Doch dann war der Gedanke wieder weg.
Dann verließ ihn dieser heiße Mund und Kälte überzog seine Eichel. Er wollte protestieren, doch er konnte nicht sprechen. Nur ein geröcheltes Stöhnen kam über seine Lippen. Wieder schob sich etwas über seinen Penis, noch heißer und enger als der Mund.
Dann sah er sie wieder, die Frau seiner Träume. Sie hatte seinen Wunsch erhört und sein Glied in sich aufgenommen. In langsamen gleitenden Bewegungen brachte sie ihn dahin, wohin er schon die ganze Zeit wollte. Sein Leib fing unkontrolliert an zu zucken und als dann die Erlösung über ihm zusammenbrach, wurde ihm schwarz vor Augen und dieses wunderschöne Wesen verschwand.

-*-

Chen Lu war dieses Mal besser vorbereitet. Der sterile Becher war in Griffweite.

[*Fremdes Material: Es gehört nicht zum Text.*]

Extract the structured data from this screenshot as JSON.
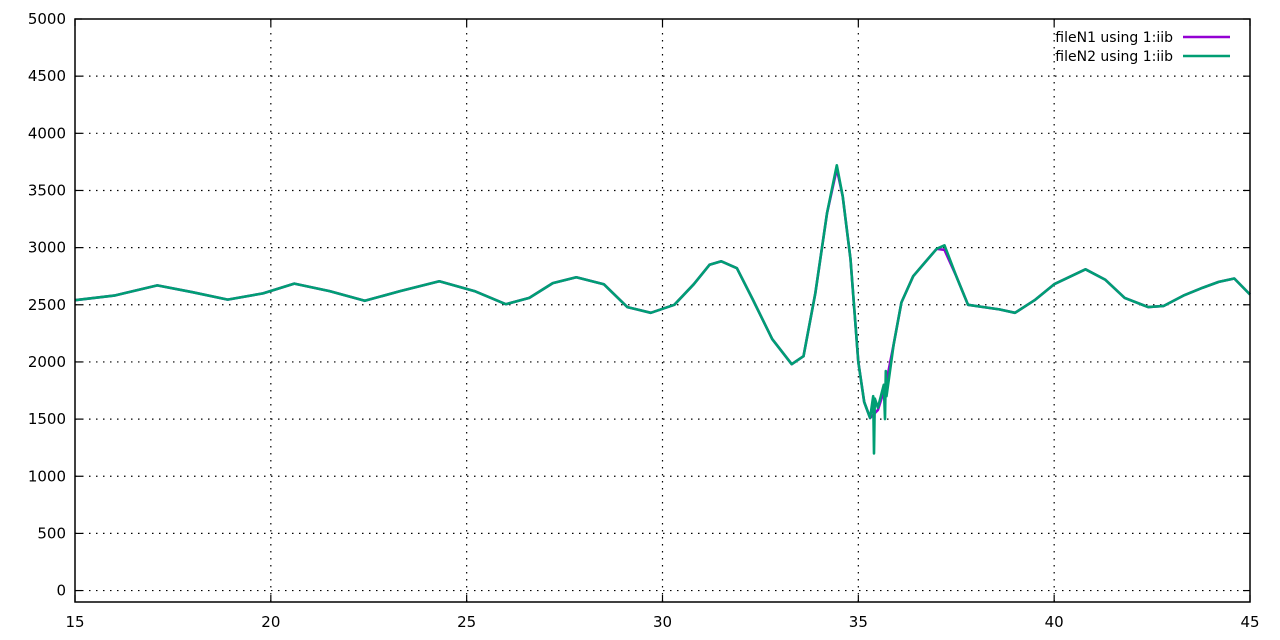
{
  "chart_data": {
    "type": "line",
    "title": "",
    "xlabel": "",
    "ylabel": "",
    "xlim": [
      15,
      45
    ],
    "ylim": [
      -100,
      5000
    ],
    "xticks": [
      15,
      20,
      25,
      30,
      35,
      40,
      45
    ],
    "yticks": [
      0,
      500,
      1000,
      1500,
      2000,
      2500,
      3000,
      3500,
      4000,
      4500,
      5000
    ],
    "grid": true,
    "legend_position": "top-right",
    "series": [
      {
        "name": "fileN1 using 1:iib",
        "color": "#9400d3",
        "x": [
          15,
          16,
          17.1,
          18,
          18.9,
          19.8,
          20.6,
          21.5,
          22.4,
          23.3,
          24.3,
          25.2,
          26,
          26.6,
          27.2,
          27.8,
          28.5,
          29.1,
          29.7,
          30.3,
          30.8,
          31.2,
          31.5,
          31.9,
          32.3,
          32.8,
          33.3,
          33.6,
          33.9,
          34.2,
          34.45,
          34.6,
          34.8,
          35,
          35.15,
          35.3,
          35.5,
          35.7,
          35.9,
          36.1,
          36.4,
          36.7,
          37,
          37.2,
          37.5,
          37.8,
          38.2,
          38.6,
          39,
          39.5,
          40,
          40.8,
          41.3,
          41.8,
          42.4,
          42.8,
          43.3,
          43.8,
          44.2,
          44.6,
          45
        ],
        "y": [
          2540,
          2580,
          2670,
          2610,
          2545,
          2600,
          2685,
          2620,
          2535,
          2620,
          2705,
          2620,
          2505,
          2560,
          2690,
          2740,
          2680,
          2480,
          2430,
          2500,
          2680,
          2850,
          2880,
          2820,
          2550,
          2200,
          1980,
          2050,
          2600,
          3300,
          3690,
          3450,
          2900,
          2000,
          1650,
          1510,
          1580,
          1800,
          2150,
          2520,
          2750,
          2870,
          2990,
          2980,
          2750,
          2500,
          2480,
          2460,
          2430,
          2540,
          2680,
          2810,
          2720,
          2560,
          2480,
          2490,
          2580,
          2650,
          2700,
          2730,
          2590
        ]
      },
      {
        "name": "fileN2 using 1:iib",
        "color": "#009e73",
        "x": [
          15,
          16,
          17.1,
          18,
          18.9,
          19.8,
          20.6,
          21.5,
          22.4,
          23.3,
          24.3,
          25.2,
          26,
          26.6,
          27.2,
          27.8,
          28.5,
          29.1,
          29.7,
          30.3,
          30.8,
          31.2,
          31.5,
          31.9,
          32.3,
          32.8,
          33.3,
          33.6,
          33.9,
          34.2,
          34.45,
          34.6,
          34.8,
          35,
          35.15,
          35.3,
          35.38,
          35.4,
          35.42,
          35.5,
          35.65,
          35.68,
          35.7,
          35.72,
          35.9,
          36.1,
          36.4,
          36.7,
          37,
          37.2,
          37.5,
          37.8,
          38.2,
          38.6,
          39,
          39.5,
          40,
          40.8,
          41.3,
          41.8,
          42.4,
          42.8,
          43.3,
          43.8,
          44.2,
          44.6,
          45
        ],
        "y": [
          2540,
          2580,
          2670,
          2610,
          2545,
          2600,
          2685,
          2620,
          2535,
          2620,
          2705,
          2620,
          2505,
          2560,
          2690,
          2740,
          2680,
          2480,
          2430,
          2500,
          2680,
          2850,
          2880,
          2820,
          2550,
          2200,
          1980,
          2050,
          2600,
          3300,
          3720,
          3450,
          2900,
          2000,
          1650,
          1510,
          1700,
          1200,
          1680,
          1600,
          1800,
          1500,
          1920,
          1700,
          2150,
          2520,
          2750,
          2870,
          2990,
          3020,
          2750,
          2500,
          2480,
          2460,
          2430,
          2540,
          2680,
          2810,
          2720,
          2560,
          2480,
          2490,
          2580,
          2650,
          2700,
          2730,
          2590
        ]
      }
    ]
  }
}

Auch ihren Slip mit der Einlegebinde lag bereit. Ebenso die Einwegspritze.
Zusätzlich hatte sie noch Waschzeug hingelegt, um Ryan nach seinem Samenerguss zu reinigen. Als sie alles erledigt hatte, beobachtete sie ihn noch eine halbe Stunde über den Monitor und ab und zu über den Spiegel. Das leise Rattern des Druckers und das Summen der Elektronik, machte sie etwas nervös. Mehr noch als am gestrigen Abend. Irgendetwas hatte sich verändert, sie konnte nur nicht sagen was.

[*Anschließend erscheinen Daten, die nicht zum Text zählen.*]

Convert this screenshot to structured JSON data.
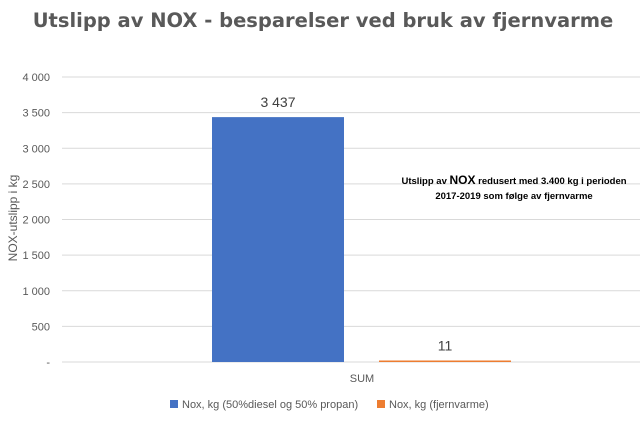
{
  "chart_data": {
    "type": "bar",
    "title": "Utslipp av NOX - besparelser ved bruk av fjernvarme",
    "ylabel": "NOX-utslipp i kg",
    "xlabel": "",
    "categories": [
      "SUM"
    ],
    "series": [
      {
        "name": "Nox, kg (50%diesel og 50% propan)",
        "values": [
          3437
        ],
        "color": "#4472c4",
        "value_label": "3 437"
      },
      {
        "name": "Nox, kg (fjernvarme)",
        "values": [
          11
        ],
        "color": "#ed7d31",
        "value_label": "11"
      }
    ],
    "ylim": [
      0,
      4000
    ],
    "yticks": [
      0,
      500,
      1000,
      1500,
      2000,
      2500,
      3000,
      3500,
      4000
    ],
    "ytick_labels": [
      "-",
      "500",
      "1 000",
      "1 500",
      "2 000",
      "2 500",
      "3 000",
      "3 500",
      "4 000"
    ],
    "grid": true,
    "legend": "bottom",
    "annotation": {
      "line1_prefix": "Utslipp av ",
      "line1_emph": "NOX",
      "line1_suffix": " redusert med 3.400 kg i perioden",
      "line2": "2017-2019 som følge av fjernvarme"
    }
  }
}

Als sie ihn vor einer Stunde fertig gemacht hatte für die Nacht, war ihr aufgefallen wie sehr ihr der Blick von Ryan in ihr Dekolleté gutgetan hatte. Ja, es hatte sie sichtlich erregt und sie war sich absolut nicht sicher, ob sie sein Ejakulat in dem sterilen Becher auffangen würde, oder es sich doch lieber auf natürliche Art und Weise zuführen lassen sollte. Zu viel hing einfach davon ab, dass der Samen Schaden nehmen konnte, wenn er mit der Spritze verabreicht wurde.

Hinzu kam, dass sie Ryan mochte und sie in Verbindung mit dem, auch für sie neuen Kribbeln, Glücksgefühle gehabt hatte, die alles bisher Erlebte in den Schatten stellte.